The sophomore Taylor split his rookie season between Brooklyn (38 games) and its D-League affiliate, the Springfield Armor (eight appearances).
While playing at the big league level, he showed how far he still has to come. He shot just 36.8 percent from the field and committed 4.1 turnovers per 36 minutes. Right now, he'd be fighting for minutes on a team (literally) balling on a budget, let alone on a team facing an astronomical $87 million luxury tax.
Taylor can't run an NBA offense at this stage of his career. The Nets would need Pierce and Johnson to initiate their sets. Adding responsibility on a pair of past-their-prime players is less than ideal.
If Kidd follows Brooklyn's offseason path and chooses to go the veteran route, he could slide Terry over to the lead guard spot.
Terry has experience on his side, having spent the last 14 seasons in the league. But he posted a career low 12.8 player efficiency rating in 2012-13, and he's always been better at finding his own shot (career 15.7 points per game) than creating for others (4.5 assists).
With so many egos and only so many touches to keep them happy, a tactical floor general is a must for this roster.
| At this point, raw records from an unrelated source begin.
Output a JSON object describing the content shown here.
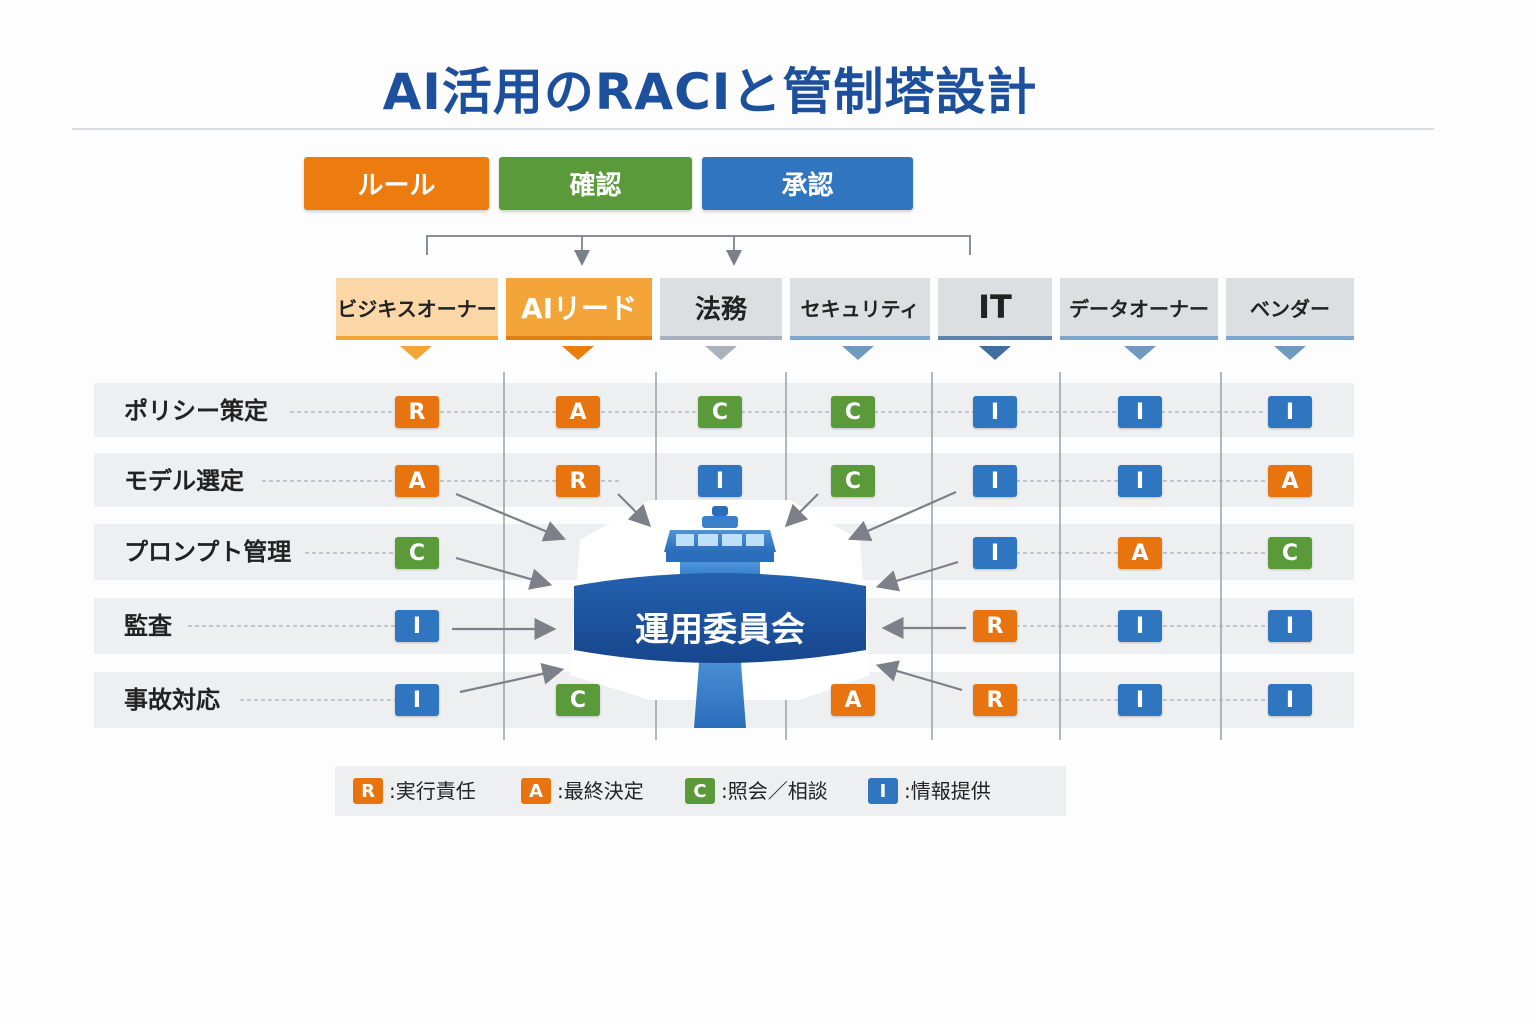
{
  "title": "AI活用のRACIと管制塔設計",
  "top_buttons": [
    {
      "label": "ルール",
      "color": "#ec7b10"
    },
    {
      "label": "確認",
      "color": "#5a9a3a"
    },
    {
      "label": "承認",
      "color": "#2f75c0"
    }
  ],
  "roles": [
    {
      "label": "ビジキスオーナー",
      "bg": "#fbd7a8"
    },
    {
      "label": "AIリード",
      "bg": "#f3a53a"
    },
    {
      "label": "法務",
      "bg": "#dcdee1"
    },
    {
      "label": "セキュリティ",
      "bg": "#dcdee1"
    },
    {
      "label": "IT",
      "bg": "#dcdee1"
    },
    {
      "label": "データオーナー",
      "bg": "#dcdee1"
    },
    {
      "label": "ベンダー",
      "bg": "#dcdee1"
    }
  ],
  "rows": [
    {
      "label": "ポリシー策定",
      "cells": [
        "R",
        "A",
        "C",
        "C",
        "I",
        "I",
        "I"
      ]
    },
    {
      "label": "モデル選定",
      "cells": [
        "A",
        "R",
        "I",
        "C",
        "I",
        "I",
        "A"
      ]
    },
    {
      "label": "プロンプト管理",
      "cells": [
        "C",
        "",
        "",
        "",
        "I",
        "A",
        "C"
      ]
    },
    {
      "label": "監査",
      "cells": [
        "I",
        "",
        "",
        "",
        "R",
        "I",
        "I"
      ]
    },
    {
      "label": "事故対応",
      "cells": [
        "I",
        "C",
        "",
        "A",
        "R",
        "I",
        "I"
      ]
    }
  ],
  "center_hub": "運用委員会",
  "legend": [
    {
      "key": "R",
      "text": ":実行責任"
    },
    {
      "key": "A",
      "text": ":最終決定"
    },
    {
      "key": "C",
      "text": ":照会／相談"
    },
    {
      "key": "I",
      "text": ":情報提供"
    }
  ],
  "colors": {
    "R": "#e8740f",
    "A": "#e8740f",
    "C": "#5a9a3a",
    "I": "#2f75c0",
    "title": "#1c4f9c",
    "hub": "#1b4f9e"
  }
}
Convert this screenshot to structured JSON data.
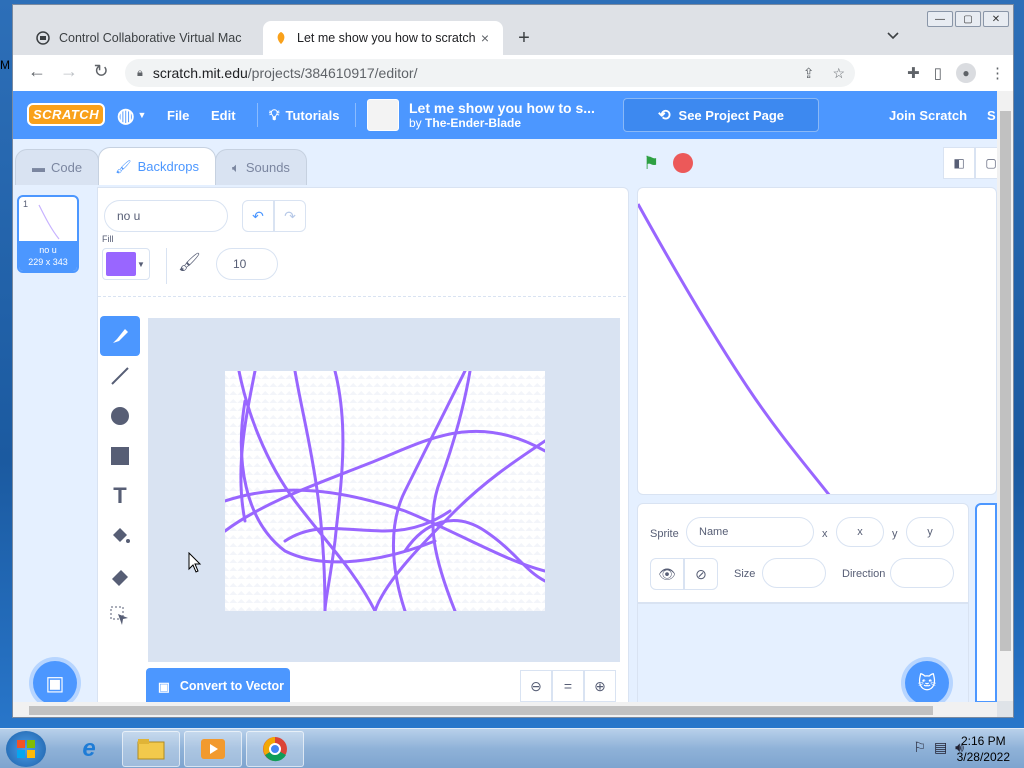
{
  "desktop": {
    "edge_text": "M"
  },
  "browser": {
    "tabs": [
      {
        "title": "Control Collaborative Virtual Mac",
        "close": "×",
        "active": false
      },
      {
        "title": "Let me show you how to scratch",
        "close": "×",
        "active": true
      }
    ],
    "new_tab": "+",
    "url_domain": "scratch.mit.edu",
    "url_path": "/projects/384610917/editor/"
  },
  "scratch_menu": {
    "logo": "SCRATCH",
    "file": "File",
    "edit": "Edit",
    "tutorials": "Tutorials",
    "project_title": "Let me show you how to s...",
    "project_author_prefix": "by",
    "project_author": "The-Ender-Blade",
    "see_project": "See Project Page",
    "join": "Join Scratch",
    "signin_partial": "S"
  },
  "editor_tabs": {
    "code": "Code",
    "backdrops": "Backdrops",
    "sounds": "Sounds"
  },
  "backdrop_list": [
    {
      "number": "1",
      "name": "no u",
      "size": "229 x 343"
    }
  ],
  "paint_editor": {
    "backdrop_name": "no u",
    "fill_label": "Fill",
    "fill_color": "#9966ff",
    "brush_size": "10",
    "convert_button": "Convert to Vector",
    "zoom_reset": "="
  },
  "sprite_info": {
    "sprite_label": "Sprite",
    "name_placeholder": "Name",
    "x_label": "x",
    "x_placeholder": "x",
    "y_label": "y",
    "y_placeholder": "y",
    "size_label": "Size",
    "direction_label": "Direction"
  },
  "taskbar": {
    "time": "2:16 PM",
    "date": "3/28/2022"
  },
  "colors": {
    "scratch_blue": "#4c97ff",
    "paint_purple": "#9966ff",
    "stop_red": "#ec5959"
  }
}
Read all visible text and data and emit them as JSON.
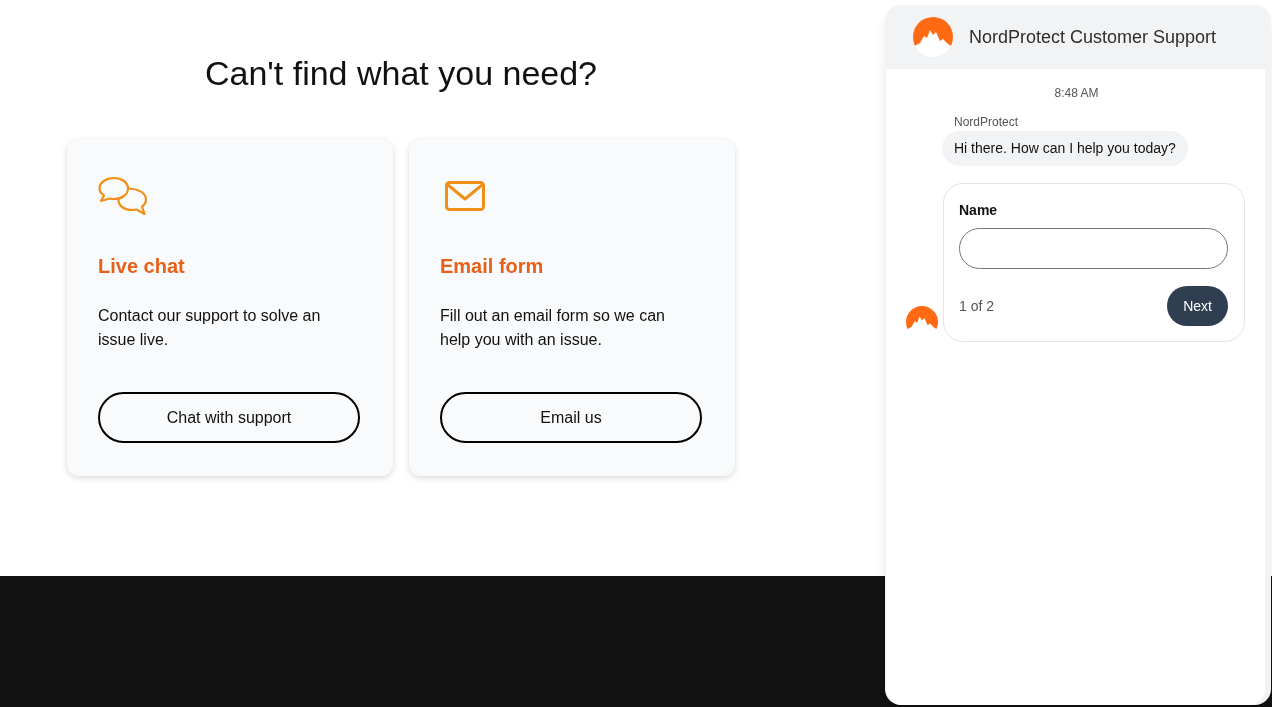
{
  "heading": "Can't find what you need?",
  "cards": [
    {
      "kind": "chat",
      "title": "Live chat",
      "description": "Contact our support to solve an issue live.",
      "button": "Chat with support"
    },
    {
      "kind": "email",
      "title": "Email form",
      "description": "Fill out an email form so we can help you with an issue.",
      "button": "Email us"
    }
  ],
  "chat_widget": {
    "title": "NordProtect Customer Support",
    "timestamp": "8:48 AM",
    "messages": [
      {
        "sender": "NordProtect",
        "text": "Hi there. How can I help you today?"
      }
    ],
    "form": {
      "field_label": "Name",
      "step": "1 of 2",
      "button": "Next"
    }
  }
}
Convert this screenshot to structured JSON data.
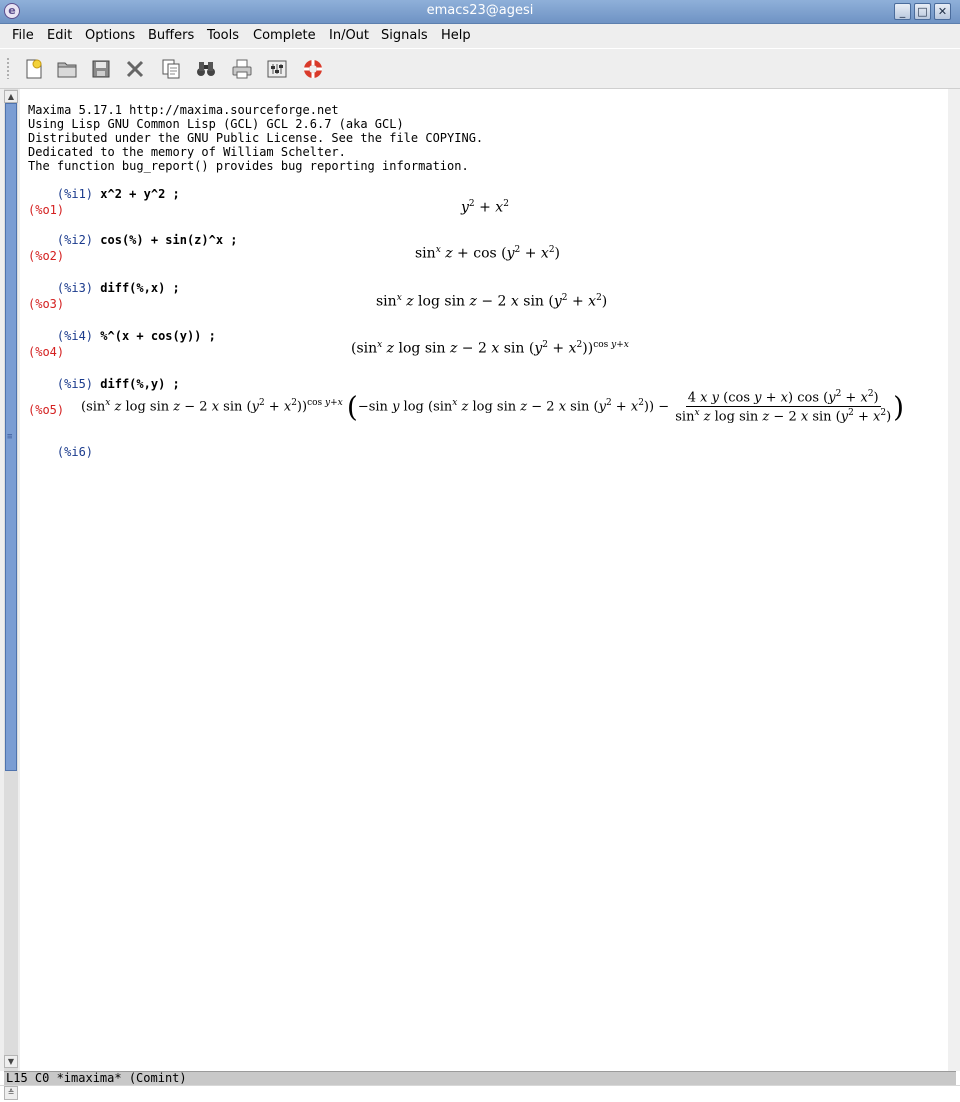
{
  "window": {
    "title": "emacs23@agesi"
  },
  "menu": [
    "File",
    "Edit",
    "Options",
    "Buffers",
    "Tools",
    "Complete",
    "In/Out",
    "Signals",
    "Help"
  ],
  "toolbar": [
    {
      "name": "new-file-icon"
    },
    {
      "name": "open-folder-icon"
    },
    {
      "name": "save-disk-icon"
    },
    {
      "name": "close-x-icon"
    },
    {
      "name": "copy-icon"
    },
    {
      "name": "search-binoculars-icon"
    },
    {
      "name": "print-icon"
    },
    {
      "name": "preferences-icon"
    },
    {
      "name": "help-lifebuoy-icon"
    }
  ],
  "banner": [
    "Maxima 5.17.1 http://maxima.sourceforge.net",
    "Using Lisp GNU Common Lisp (GCL) GCL 2.6.7 (aka GCL)",
    "Distributed under the GNU Public License. See the file COPYING.",
    "Dedicated to the memory of William Schelter.",
    "The function bug_report() provides bug reporting information."
  ],
  "session": {
    "i1": {
      "prompt": "(%i1)",
      "cmd": "x^2 + y^2 ;"
    },
    "o1": {
      "prompt": "(%o1)"
    },
    "i2": {
      "prompt": "(%i2)",
      "cmd": "cos(%) + sin(z)^x ;"
    },
    "o2": {
      "prompt": "(%o2)"
    },
    "i3": {
      "prompt": "(%i3)",
      "cmd": "diff(%,x) ;"
    },
    "o3": {
      "prompt": "(%o3)"
    },
    "i4": {
      "prompt": "(%i4)",
      "cmd": "%^(x + cos(y)) ;"
    },
    "o4": {
      "prompt": "(%o4)"
    },
    "i5": {
      "prompt": "(%i5)",
      "cmd": "diff(%,y) ;"
    },
    "o5": {
      "prompt": "(%o5)"
    },
    "i6": {
      "prompt": "(%i6)"
    }
  },
  "modeline": {
    "text": "L15 C0 *imaxima* (Comint)"
  },
  "colors": {
    "input_prompt": "#1a3a8c",
    "output_prompt": "#d42020",
    "scroll_thumb": "#7b9dd3"
  }
}
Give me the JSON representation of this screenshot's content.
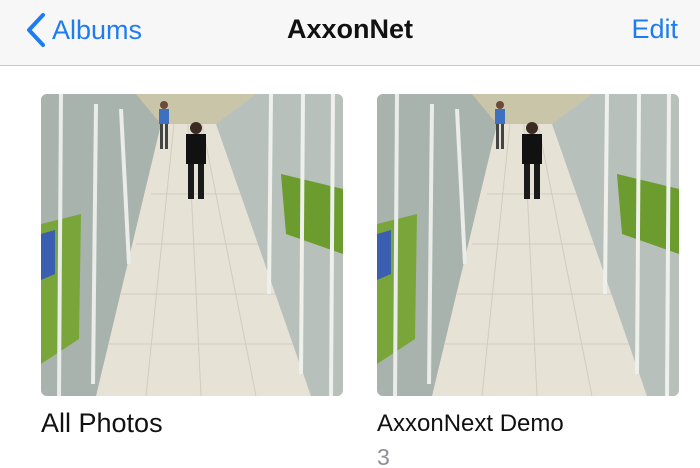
{
  "navbar": {
    "back_label": "Albums",
    "title": "AxxonNet",
    "edit_label": "Edit"
  },
  "albums": [
    {
      "name": "All Photos",
      "count": ""
    },
    {
      "name": "AxxonNext Demo",
      "count": "3"
    }
  ],
  "colors": {
    "accent": "#1e7cf2",
    "navbar_bg": "#f7f7f8",
    "count_text": "#8e8e93"
  },
  "icons": {
    "back": "chevron-left-icon"
  }
}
If Terry's firing at will and not feeding the post or finding his shooters, the Nets could have a mutiny inside of the locker room.
So the Nets are left entrusting their championship goals to Williams—damaged reputation, roller-coaster production and all.
If Williams can put his best foot forward—if his ankles will even allow that—Brooklyn might have plans for the title, not hopes.
But if Williams is lost, so too is the potential for any magic in Brooklyn. The Nets will have nothing more than nearly $200 million in broken dreams.